Князь Святослав - страница 5

стр.

– Царьград, – вздохнул шумно купец с крестом на шее, поставщик мехов, и оглянулся. – Царьград во сне приснится, так не сразу после успокоишься. Чудеса и изобилие великое. Как в самой сладкой сказке. Право.

Святослав неожиданно для всех подошел, обнял своего воеводу, расцеловал его.

– Умнее ты самого князя, старик. Мои мысли угадываешь. Русь должна стоять на самых торговых дорогах мира… Дружбу да торг вести с самым сильным да просвещенным соседом… Коли не хочет дружить, так сломить его силой…

Купец с крестом на шее даже взвизгнул:

– Царьград – мать городов, царица мира, Господи Иисусе. Вот где торговля, вот где люди… А София, о!.. В землянках мы живем супротив царьградских вельмож… Оглянешься на себя – стыдно, чистое зверье…

Тогда начался такой гвалт, что ничего нельзя было разобрать. Одни припоминали походы Аскольда: как в Царьграде поколотили русских купцов и порушили договор; тогда в Царьград из селений греки принесли страшное известие: плывут ладьи народа Руси. Смятение и ужас водворилось в столице. Бурной мрачной ночью русские начали насыпать вал у стен города. Патриарх Фотий плакал с народом в Софийском соборе. Перепуганный царь Михаил III оставил поход на сарацин и вернулся в столицу. Русские добились нужных им торговых договоров и заставили уважать себя, а некоторые так подружились с греками, что приняли христианство. Другие тут, помнившие еще поход Олега, всячески восхваляли его силу и мудрость, увенчанные договором 911 года. Тогда, дескать, Олег напугал греков еще больше, чем Аскольд, и они затворили ворота и заперли городскую гавань. Олег выволок лодки на берег, поставил их на колеса, приделал паруса и при попутном ветре двинулся к стенам столицы. Перепутанные греки дали ему огромную дань и заключили договор, о котором и по сей день вспоминают русские. Купцов и послов, бывало, принимали с почетом, и ели они сколько хотели и бесплатно нежились в банях и торговали беспошлинно, а отъезжая на Русь, получали в дорогу съестное вволю, якоря, канаты, паруса…

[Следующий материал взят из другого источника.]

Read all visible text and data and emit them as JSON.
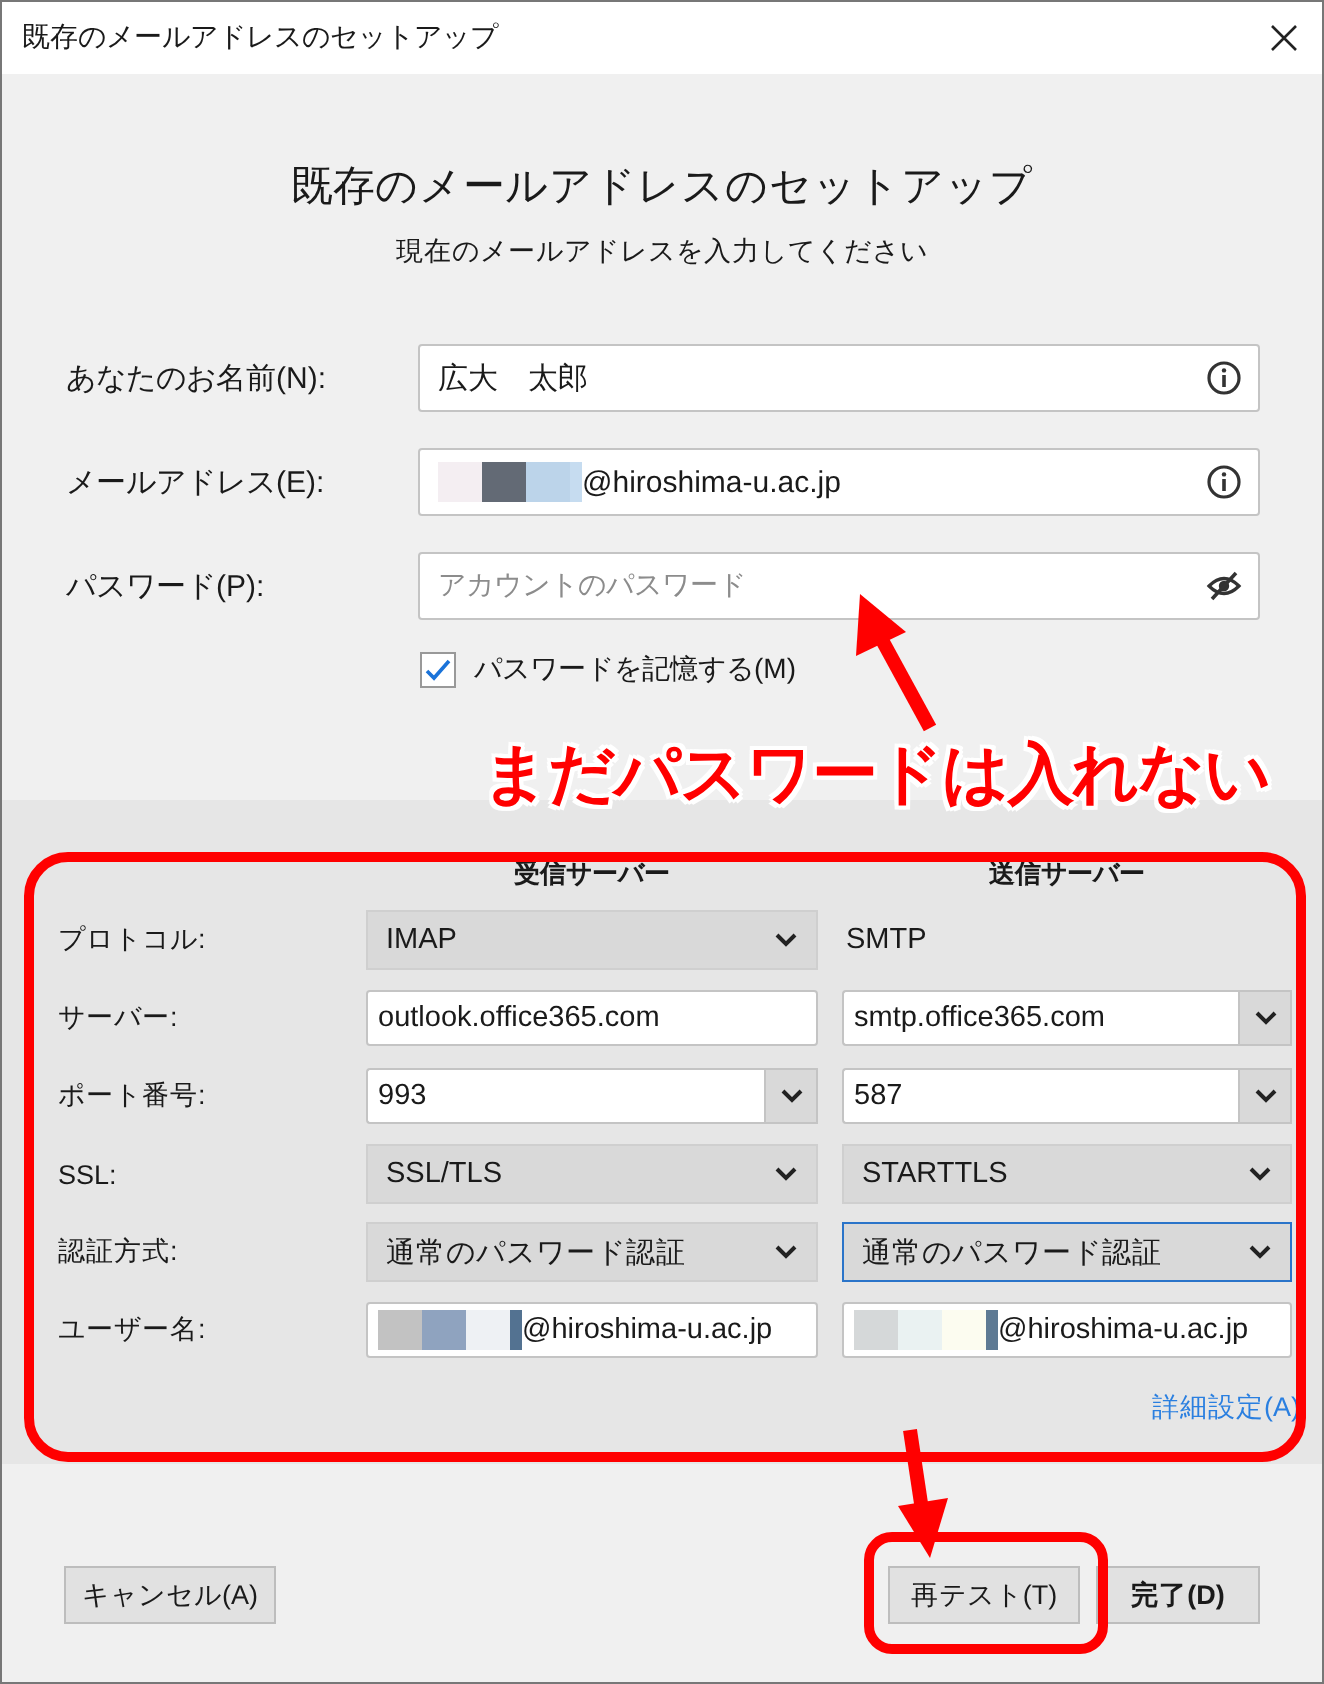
{
  "window": {
    "title": "既存のメールアドレスのセットアップ"
  },
  "heading": "既存のメールアドレスのセットアップ",
  "subheading": "現在のメールアドレスを入力してください",
  "fields": [
    {
      "label": "あなたのお名前(N):",
      "value": "広大　太郎",
      "kind": "text"
    },
    {
      "label": "メールアドレス(E):",
      "value": "@hiroshima-u.ac.jp",
      "kind": "redacted"
    },
    {
      "label": "パスワード(P):",
      "placeholder": "アカウントのパスワード",
      "kind": "password"
    }
  ],
  "remember_password": {
    "label": "パスワードを記憶する(M)",
    "checked": true
  },
  "server_settings": {
    "columns": [
      "受信サーバー",
      "送信サーバー"
    ],
    "rows": [
      {
        "label": "プロトコル:",
        "incoming": {
          "kind": "select",
          "value": "IMAP",
          "focused": false
        },
        "outgoing": {
          "kind": "static",
          "value": "SMTP"
        }
      },
      {
        "label": "サーバー:",
        "incoming": {
          "kind": "text",
          "value": "outlook.office365.com"
        },
        "outgoing": {
          "kind": "combo",
          "value": "smtp.office365.com"
        }
      },
      {
        "label": "ポート番号:",
        "incoming": {
          "kind": "combo",
          "value": "993"
        },
        "outgoing": {
          "kind": "combo",
          "value": "587"
        }
      },
      {
        "label": "SSL:",
        "incoming": {
          "kind": "select",
          "value": "SSL/TLS",
          "focused": false
        },
        "outgoing": {
          "kind": "select",
          "value": "STARTTLS",
          "focused": false
        }
      },
      {
        "label": "認証方式:",
        "incoming": {
          "kind": "select",
          "value": "通常のパスワード認証",
          "focused": false
        },
        "outgoing": {
          "kind": "select",
          "value": "通常のパスワード認証",
          "focused": true
        }
      },
      {
        "label": "ユーザー名:",
        "incoming": {
          "kind": "redacted",
          "value": "@hiroshima-u.ac.jp"
        },
        "outgoing": {
          "kind": "redacted",
          "value": "@hiroshima-u.ac.jp"
        }
      }
    ],
    "advanced_link": "詳細設定(A)"
  },
  "buttons": [
    {
      "label": "キャンセル(A)",
      "kind": "cancel"
    },
    {
      "label": "再テスト(T)",
      "kind": "normal"
    },
    {
      "label": "完了(D)",
      "kind": "default"
    }
  ],
  "annotation": {
    "callout": "まだパスワードは入れない"
  }
}
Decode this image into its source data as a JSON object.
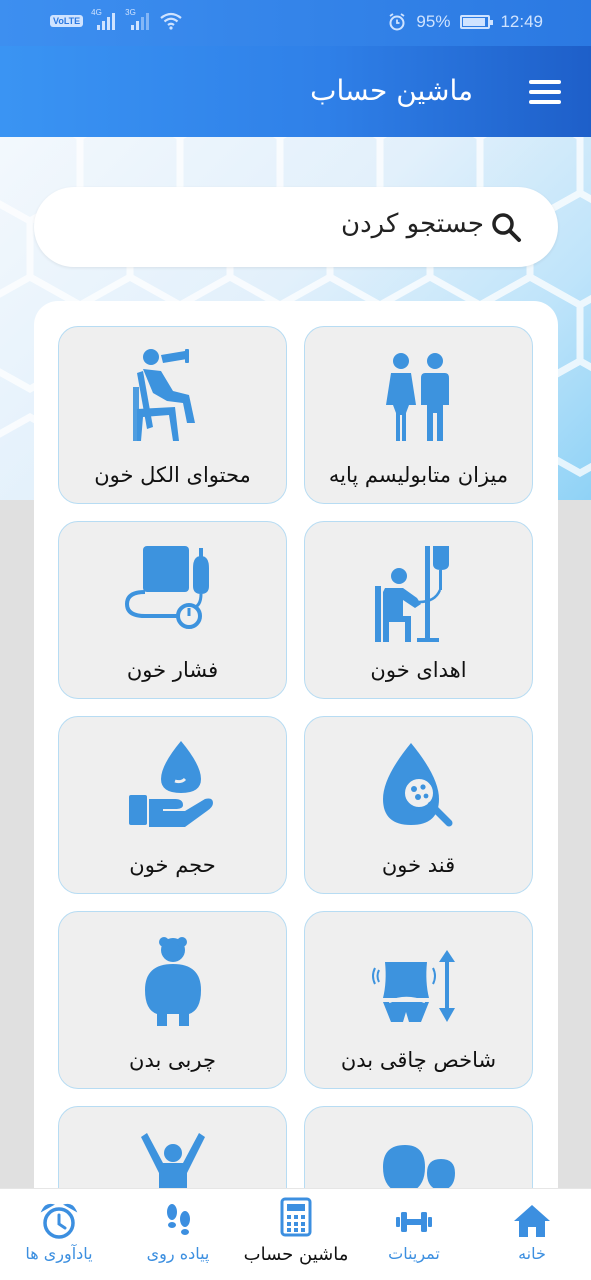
{
  "status_bar": {
    "network_badge": "VoLTE",
    "signal_1": "4G",
    "signal_2": "3G",
    "battery": "95%",
    "time": "12:49"
  },
  "app_bar": {
    "title": "ماشین حساب"
  },
  "search": {
    "label": "جستجو کردن"
  },
  "cards": [
    {
      "label": "میزان متابولیسم پایه",
      "icon": "people-icon"
    },
    {
      "label": "محتوای الکل خون",
      "icon": "drinking-person-icon"
    },
    {
      "label": "اهدای خون",
      "icon": "blood-donation-icon"
    },
    {
      "label": "فشار خون",
      "icon": "blood-pressure-monitor-icon"
    },
    {
      "label": "قند خون",
      "icon": "blood-sugar-drop-icon"
    },
    {
      "label": "حجم خون",
      "icon": "hand-drop-icon"
    },
    {
      "label": "شاخص چاقی بدن",
      "icon": "waist-measure-icon"
    },
    {
      "label": "چربی بدن",
      "icon": "body-fat-icon"
    },
    {
      "label": "",
      "icon": "heads-icon"
    },
    {
      "label": "",
      "icon": "person-arms-up-icon"
    }
  ],
  "nav": [
    {
      "label": "خانه",
      "icon": "home-icon",
      "active": false
    },
    {
      "label": "تمرینات",
      "icon": "dumbbell-icon",
      "active": false
    },
    {
      "label": "ماشین حساب",
      "icon": "calculator-icon",
      "active": true
    },
    {
      "label": "پیاده روی",
      "icon": "footsteps-icon",
      "active": false
    },
    {
      "label": "یادآوری ها",
      "icon": "alarm-clock-icon",
      "active": false
    }
  ],
  "colors": {
    "primary": "#2f80e8",
    "icon_blue": "#3d93de",
    "card_bg": "#efefef",
    "card_border": "#b7dcf3"
  }
}
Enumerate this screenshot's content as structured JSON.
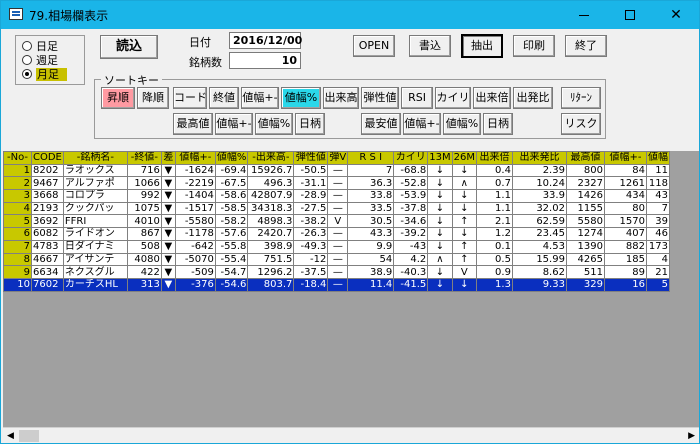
{
  "window": {
    "title": "79.相場欄表示",
    "min": "—",
    "close": "✕"
  },
  "period": {
    "items": [
      "日足",
      "週足",
      "月足"
    ],
    "selected": 2
  },
  "buttons": {
    "load": "読込",
    "open": "OPEN",
    "write": "書込",
    "extract": "抽出",
    "print": "印刷",
    "exit": "終了",
    "return": "ﾘﾀｰﾝ",
    "risk": "リスク"
  },
  "info": {
    "date_label": "日付",
    "date_value": "2016/12/00",
    "count_label": "銘柄数",
    "count_value": "10"
  },
  "sort": {
    "title": "ソートキー",
    "asc": "昇順",
    "desc": "降順",
    "row1": [
      "コード",
      "終値",
      "値幅+-",
      "値幅%",
      "出来高",
      "弾性値",
      "RSI",
      "カイリ",
      "出来倍",
      "出発比"
    ],
    "row2_left": [
      "最高値",
      "値幅+-",
      "値幅%",
      "日柄"
    ],
    "row2_right": [
      "最安値",
      "値幅+-",
      "値幅%",
      "日柄"
    ]
  },
  "table": {
    "headers": [
      "-No-",
      "CODE",
      "-銘柄名-",
      "-終値-",
      "差",
      "値幅+-",
      "値幅%",
      "-出来高-",
      "弾性値",
      "弾V",
      "R S I",
      "カイリ",
      "13M",
      "26M",
      "出来倍",
      "出来発比",
      "最高値",
      "値幅+-",
      "値幅"
    ],
    "rows": [
      [
        "1",
        "8202",
        "ラオックス",
        "716",
        "▼",
        "-1624",
        "-69.4",
        "15926.7",
        "-50.5",
        "—",
        "7",
        "-68.8",
        "↓",
        "↓",
        "0.4",
        "2.39",
        "800",
        "84",
        "11"
      ],
      [
        "2",
        "9467",
        "アルファポ",
        "1066",
        "▼",
        "-2219",
        "-67.5",
        "496.3",
        "-31.1",
        "—",
        "36.3",
        "-52.8",
        "↓",
        "∧",
        "0.7",
        "10.24",
        "2327",
        "1261",
        "118"
      ],
      [
        "3",
        "3668",
        "コロプラ",
        "992",
        "▼",
        "-1404",
        "-58.6",
        "42807.9",
        "-28.9",
        "—",
        "33.8",
        "-53.9",
        "↓",
        "↓",
        "1.1",
        "33.9",
        "1426",
        "434",
        "43"
      ],
      [
        "4",
        "2193",
        "クックパッ",
        "1075",
        "▼",
        "-1517",
        "-58.5",
        "34318.3",
        "-27.5",
        "—",
        "33.5",
        "-37.8",
        "↓",
        "↓",
        "1.1",
        "32.02",
        "1155",
        "80",
        "7"
      ],
      [
        "5",
        "3692",
        "FFRI",
        "4010",
        "▼",
        "-5580",
        "-58.2",
        "4898.3",
        "-38.2",
        "V",
        "30.5",
        "-34.6",
        "↓",
        "↑",
        "2.1",
        "62.59",
        "5580",
        "1570",
        "39"
      ],
      [
        "6",
        "6082",
        "ライドオン",
        "867",
        "▼",
        "-1178",
        "-57.6",
        "2420.7",
        "-26.3",
        "—",
        "43.3",
        "-39.2",
        "↓",
        "↓",
        "1.2",
        "23.45",
        "1274",
        "407",
        "46"
      ],
      [
        "7",
        "4783",
        "日ダイナミ",
        "508",
        "▼",
        "-642",
        "-55.8",
        "398.9",
        "-49.3",
        "—",
        "9.9",
        "-43",
        "↓",
        "↑",
        "0.1",
        "4.53",
        "1390",
        "882",
        "173"
      ],
      [
        "8",
        "4667",
        "アイサンテ",
        "4080",
        "▼",
        "-5070",
        "-55.4",
        "751.5",
        "-12",
        "—",
        "54",
        "4.2",
        "∧",
        "↑",
        "0.5",
        "15.99",
        "4265",
        "185",
        "4"
      ],
      [
        "9",
        "6634",
        "ネクスグル",
        "422",
        "▼",
        "-509",
        "-54.7",
        "1296.2",
        "-37.5",
        "—",
        "38.9",
        "-40.3",
        "↓",
        "V",
        "0.9",
        "8.62",
        "511",
        "89",
        "21"
      ],
      [
        "10",
        "7602",
        "カーチスHL",
        "313",
        "▼",
        "-376",
        "-54.6",
        "803.7",
        "-18.4",
        "—",
        "11.4",
        "-41.5",
        "↓",
        "↓",
        "1.3",
        "9.33",
        "329",
        "16",
        "5"
      ]
    ],
    "selected_row": 9
  },
  "colors": {
    "titlebar": "#1ab5e8",
    "header_bg": "#c8c800",
    "selected_row": "#0a2fbf",
    "asc_button": "#ff9aa2",
    "active_sort": "#2ad7e9"
  }
}
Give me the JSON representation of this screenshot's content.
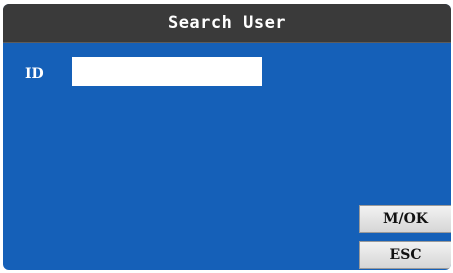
{
  "dialog": {
    "title": "Search User"
  },
  "form": {
    "id_label": "ID",
    "id_value": ""
  },
  "softkeys": {
    "ok_label": "M/OK",
    "esc_label": "ESC"
  },
  "colors": {
    "background": "#1560b8",
    "title_bar": "#3a3a3a",
    "button_face": "#e4e4e4"
  }
}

И то, что точно по сговору, никто не говорил о разладе с греками при отце князя Игоре, испортившем все дело своим неудачным походом, и умалчивали об унизительной поездке матери, которая тоже ничего не добилась от греков, надеясь на мирное решение вопроса, – это приметил Святослав и зачел себе укором. Внутреннее решение, которое он хранил про себя, пуще созревало в нем.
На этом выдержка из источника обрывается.